Of the 27 piano concertos from Mozart's output, 15 were written during the years following his relocation from Salzburg to Vienna. In the winter of 1785 and 1786, he composed three while also working on The Marriage of Figaro. This was his most productive period and it also corresponds to Mozart’s zenith as a performer. These works were featured in a series of subscription concerts Mozart initiated to present himself as piano soloist.

In Mozart's writing, keys often correspond to emotional moods. He wrote two piano concertos in the key of A major, No. 11, in 1782 and No. 23, in 1786. Both works share the bright disposition that characterizes Mozart's A major which is warm, tender, and cheerful. No. 23 is significantly broader in scope and exemplary of Mozart's concerto style at its most mature and refined. The piece does not open with a fanfare as many concertos do, but begins with a gentle melody. The orchestration is darker in hue due to the absence of oboes and the use instead of clarinets. Mozart was aware of the exceptional richness of Concerto No. 23, and he included it in the selected works he sent to his prospective patron, Prince Fürstenberg in Donaueschingen. In a letter accompanying the selection, he wrote that these were "compositions which I keep for myself or for a small circle of music-lovers and connoisseurs.”

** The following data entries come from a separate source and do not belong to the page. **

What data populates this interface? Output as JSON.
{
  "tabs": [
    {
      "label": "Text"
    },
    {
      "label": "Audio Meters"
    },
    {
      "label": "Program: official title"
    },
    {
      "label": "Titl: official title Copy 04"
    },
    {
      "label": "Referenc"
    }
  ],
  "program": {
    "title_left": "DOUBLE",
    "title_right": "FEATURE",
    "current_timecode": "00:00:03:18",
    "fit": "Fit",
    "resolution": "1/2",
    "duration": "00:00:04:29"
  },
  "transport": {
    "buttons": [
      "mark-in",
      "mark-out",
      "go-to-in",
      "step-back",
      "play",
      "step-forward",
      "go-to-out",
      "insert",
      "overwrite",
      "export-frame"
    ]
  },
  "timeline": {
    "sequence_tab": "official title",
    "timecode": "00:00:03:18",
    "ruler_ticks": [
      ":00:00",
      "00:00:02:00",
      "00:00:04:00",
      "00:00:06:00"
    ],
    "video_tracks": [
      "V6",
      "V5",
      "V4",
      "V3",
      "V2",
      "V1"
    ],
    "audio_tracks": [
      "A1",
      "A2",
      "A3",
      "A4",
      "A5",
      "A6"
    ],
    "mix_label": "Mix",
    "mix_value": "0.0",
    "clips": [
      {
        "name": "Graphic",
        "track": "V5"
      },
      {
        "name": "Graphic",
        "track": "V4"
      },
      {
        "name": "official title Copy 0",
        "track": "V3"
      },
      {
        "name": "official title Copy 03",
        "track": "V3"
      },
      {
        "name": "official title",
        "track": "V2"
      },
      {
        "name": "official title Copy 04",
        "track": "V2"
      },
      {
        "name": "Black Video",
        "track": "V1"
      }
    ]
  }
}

Edward Elgar composed his Second Symphony in 1910 and 1911 and conducted the London Symphony Orchestra in the first performance on May 24 at the Queen’s Hall. Elgar was devastated by the public response particularly after the enthusiasm shown to his First Symphony and the Violin Concerto. However, the confident mood of the beginning of the century was fading and the tensions leading to the First World War were emerging. Additionally, by the time the work had its first performance, King Edward VII had died. Today the Second Symphony is commended as much as the First, thus it is difficult to pinpoint quite why the audience didn’t care for the piece.

Elgar wrote a motto from Shelley, “Rarely, rarely comest thou,  Spirit of Delight” at the top of his draft as well as at the end of the full score. He later explained, “To get near the mood of the symphony the whole of Shelley’s poem may be read, but the music does not illustrate the whole of the poem, neither does the poem wholly elucidate the music.” He also commented that “The spirit of the whole work is intended to be high and pure joy: there are retrospective passages of sadness, but the whole of the sorrow is smoothed out and ennobled in the last movement.” He spoke of the composition as representing the “passionate pilgrimage of the soul.” The Second Symphony by all accounts certainly is a more complex work and is less dramatic than the First Symphony. The score is dedicated to the memory of King Edward VII, with the full wording making clear that the work was conceived neither as a memorial nor as a portrait, but simply as a work Elgar felt worthy of being offered as a tribute:

Dedicated to the Memory of His Late Majesty King Edward VII. This Symphony, designed early in 1910 to be a loyal tribute, bears its Present dedication with the gracious approval of His Majesty the King [George V]. March 16th, 1911.